Natively paired to the L1 is a secure compute layer that enables computation on private data without revealing the underlying data. The layer consists of TEEs (with and without GPUs) that can:

  • Decrypt data only when jobs are approved onchain
  • Run approved code on private data
  • Return results while keeping raw data private

For example, a researcher can request access to users' Spotify listening history (but not email addresses), train an AI model inside the TEE, and receive only the trained model weights - never seeing the raw data. All compute jobs must be approved onchain and results are written back onchain as the source of truth.

Wallet as Identity: Cryptographic Ownership

Every user is identified by an EVM-compatible wallet address that serves as their cryptographic identity. Users encrypt and sign data contributions with keys they control, creating verifiable ownership proofs.

When delegating access to DataDAOs, users maintain cryptographic control while granting permission to decrypt and use their data. This enables precise attribution across all network layers: the L1 tracks contributions by wallet, TEEs enforce wallet-specific permissions, and rewards flow directly to contributing addresses.

Economic Layer: Dual Token System

Two types of tokens coordinate the network's economics:

VANA Token: The native token used for transaction fees and data access. For data access specifically, users burn both VANA and data tokens (20% VANA, 80% data token ratio). VANA serves as the base trading pair for all VRC-20 tokens, tying the entire network together economically.

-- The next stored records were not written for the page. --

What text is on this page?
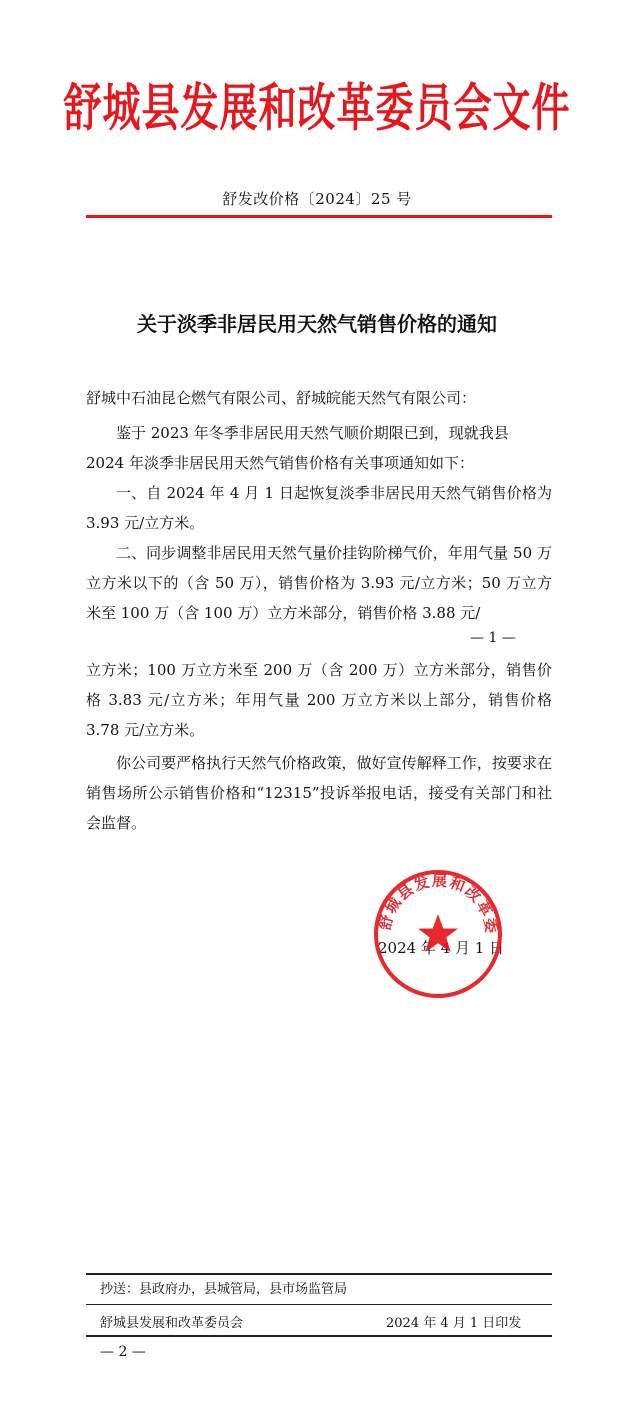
舒城县发展和改革委员会文件
舒发改价格〔2024〕25 号
关于淡季非居民用天然气销售价格的通知
舒城中石油昆仑燃气有限公司、舒城皖能天然气有限公司：
鉴于 2023 年冬季非居民用天然气顺价期限已到，现就我县
2024 年淡季非居民用天然气销售价格有关事项通知如下：
一、自 2024 年 4 月 1 日起恢复淡季非居民用天然气销售价格为 3.93 元/立方米。
二、同步调整非居民用天然气量价挂钩阶梯气价，年用气量 50 万立方米以下的（含 50 万），销售价格为 3.93 元/立方米；50 万立方米至 100 万（含 100 万）立方米部分，销售价格 3.88 元/
— 1 —
立方米；100 万立方米至 200 万（含 200 万）立方米部分，销售价格 3.83 元/立方米；年用气量 200 万立方米以上部分，销售价格 3.78 元/立方米。
你公司要严格执行天然气价格政策，做好宣传解释工作，按要求在销售场所公示销售价格和“12315”投诉举报电话，接受有关部门和社会监督。
2024 年 4 月 1 日
舒城县发展和改革委
抄送：县政府办，县城管局，县市场监管局
舒城县发展和改革委员会	2024 年 4 月 1 日印发
— 2 —
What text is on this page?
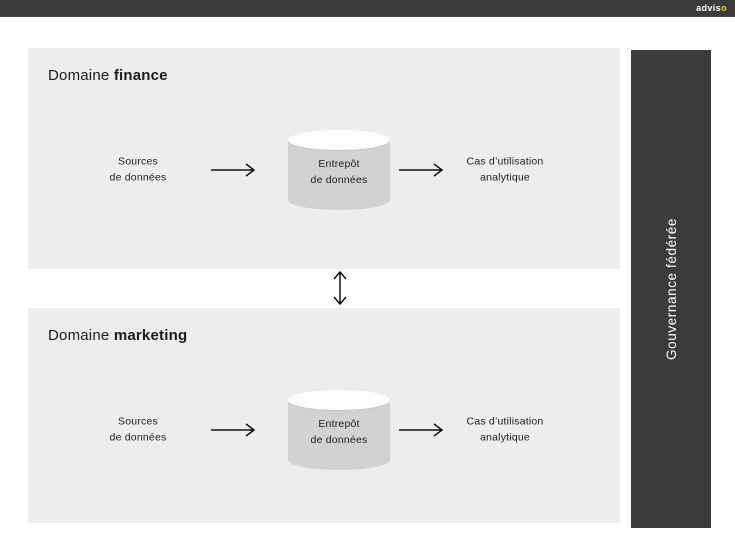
adviso
Domaine finance
Sources
de données
Entrepôt
de données
Cas d’utilisation
analytique
Domaine marketing
Sources
de données
Entrepôt
de données
Cas d’utilisation
analytique
Gouvernance fédérée
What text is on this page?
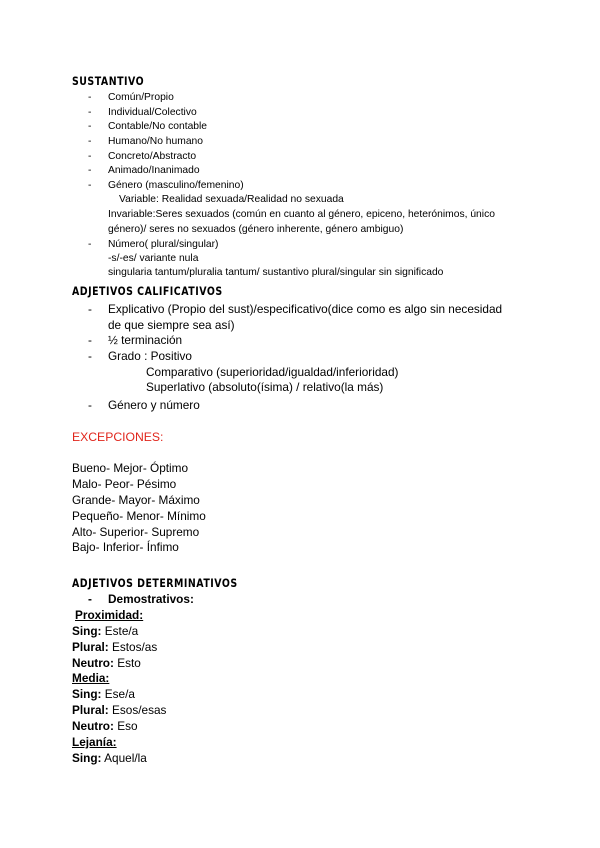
SUSTANTIVO
- Común/Propio
- Individual/Colectivo
- Contable/No contable
- Humano/No humano
- Concreto/Abstracto
- Animado/Inanimado
- Género (masculino/femenino)
Variable: Realidad sexuada/Realidad no sexuada
Invariable:Seres sexuados (común en cuanto al género, epiceno, heterónimos, único
género)/ seres no sexuados (género inherente, género ambiguo)
- Número( plural/singular)
-s/-es/ variante nula
singularia tantum/pluralia tantum/ sustantivo plural/singular sin significado
ADJETIVOS CALIFICATIVOS
- Explicativo (Propio del sust)/especificativo(dice como es algo sin necesidad
de que siempre sea así)
- ½ terminación
- Grado : Positivo
Comparativo (superioridad/igualdad/inferioridad)
Superlativo (absoluto(ísima) / relativo(la más)
- Género y número
EXCEPCIONES:
Bueno- Mejor- Óptimo
Malo- Peor- Pésimo
Grande- Mayor- Máximo
Pequeño- Menor- Mínimo
Alto- Superior- Supremo
Bajo- Inferior- Ínfimo
ADJETIVOS DETERMINATIVOS
- Demostrativos:
Proximidad:
Sing: Este/a
Plural: Estos/as
Neutro: Esto
Media:
Sing: Ese/a
Plural: Esos/esas
Neutro: Eso
Lejanía:
Sing: Aquel/la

VRC-20 Data Tokens: Dataset-specific tokens earned by data contributors and burned for data access. While fully ERC-20 compatible, they include additional functionality that directly ties them to specific datasets through cryptographic contribution proofs and access controls. This enables granular, dataset-specific economics while maintaining compatibility with the broader DeFi ecosystem.

How It All Works Together

When users contribute data to a DataDAO, they receive VRC-20 tokens representing their contribution. Data access requires burning both VANA and the relevant VRC-20 tokens, with computation happening in TEEs that preserve privacy. The L1 coordinates all permissions and economic flows throughout this process.

This creates a unified system where users retain ownership of their data, earn from its use, and enable AI training on previously inaccessible private datasets.